Dass dabei die eigene Würde auf der Strecke bleibt, das braucht nicht zu erwähnt werden...
Aber manchen Leuten, die diese Strategie dauerhaft benutzen, ist es auch egal. Sie empfinden keinen Schmerz dabei, wenn sie sich selbst die Würde nehmen.
Oder sie wissen ganz genau, was sie tun.

Es ist menschlich, von Zeit zu Zeit in diese Rolle zu schlüpfen, weil ein Mensch schlichtweg auch dadurch überfordert werden kann, ständig alles selbst und bewusst entscheiden zu müssen.
Und manchmal stimmt die Opferrolle ja sogar tatsächlich.
Aber, wer sie dauerhaft für sich pachtet...

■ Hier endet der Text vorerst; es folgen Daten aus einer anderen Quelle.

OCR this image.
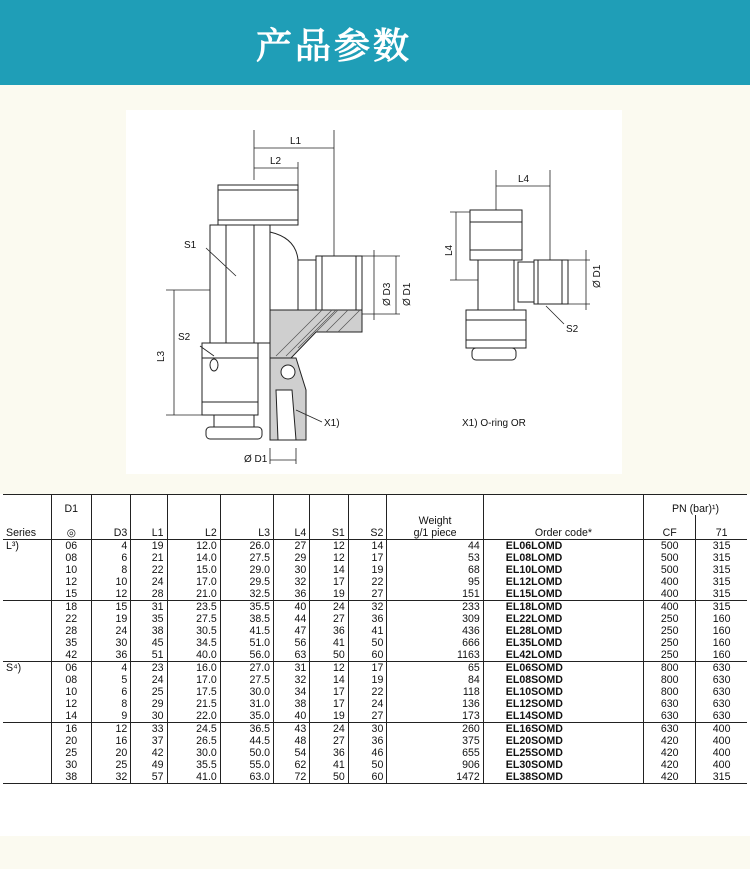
产品参数
L1
L2
S1
S2
L3
Ø D3 Ø D1
Ø D1
X1)
L4
L4
Ø D1
S2
X1) O-ring OR
	D1										PN (bar)¹)	
Series	◎	D3	L1	L2	L3	L4	S1	S2	Weight
g/1 piece	Order code*	CF	71
L³)	06	4	19	12.0	26.0	27	12	14	44	EL06LOMD	500	315
	08	6	21	14.0	27.5	29	12	17	53	EL08LOMD	500	315
	10	8	22	15.0	29.0	30	14	19	68	EL10LOMD	500	315
	12	10	24	17.0	29.5	32	17	22	95	EL12LOMD	400	315
	15	12	28	21.0	32.5	36	19	27	151	EL15LOMD	400	315
	18	15	31	23.5	35.5	40	24	32	233	EL18LOMD	400	315
	22	19	35	27.5	38.5	44	27	36	309	EL22LOMD	250	160
	28	24	38	30.5	41.5	47	36	41	436	EL28LOMD	250	160
	35	30	45	34.5	51.0	56	41	50	666	EL35LOMD	250	160
	42	36	51	40.0	56.0	63	50	60	1163	EL42LOMD	250	160
S⁴)	06	4	23	16.0	27.0	31	12	17	65	EL06SOMD	800	630
	08	5	24	17.0	27.5	32	14	19	84	EL08SOMD	800	630
	10	6	25	17.5	30.0	34	17	22	118	EL10SOMD	800	630
	12	8	29	21.5	31.0	38	17	24	136	EL12SOMD	630	630
	14	9	30	22.0	35.0	40	19	27	173	EL14SOMD	630	630
	16	12	33	24.5	36.5	43	24	30	260	EL16SOMD	630	400
	20	16	37	26.5	44.5	48	27	36	375	EL20SOMD	420	400
	25	20	42	30.0	50.0	54	36	46	655	EL25SOMD	420	400
	30	25	49	35.5	55.0	62	41	50	906	EL30SOMD	420	400
	38	32	57	41.0	63.0	72	50	60	1472	EL38SOMD	420	315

Dem gesunden Menschen sollte hier die Warnung ins Gesicht springen: „Vorsicht! Energievampir!“
Etwas anderes bewirkt dieses Spiel nämlich nicht: Anderen die Zeit und die Energie zu rauben - Aufmerksamkeit, die sie, sachlich, wesentlich wichtigeren Themen widmen könnten.
Eine andere Art oder ein anderes Talent, um Aufmerksamkeit zu erlangen, außer ihrer Umgebung oder Leuten, die versuchen zunächst Empathie mit dem Schicksal des Opfers zu zeigen, die Energie zu rauben, haben diese Menschen nämlich nicht - dafür müsste man schließlich etwas tun, aktiv werden. Nicht darauf warten, dass ein undefiniertes Wunder vom Himmel fällt, welches sie dann von ihrer Agonie erlöst.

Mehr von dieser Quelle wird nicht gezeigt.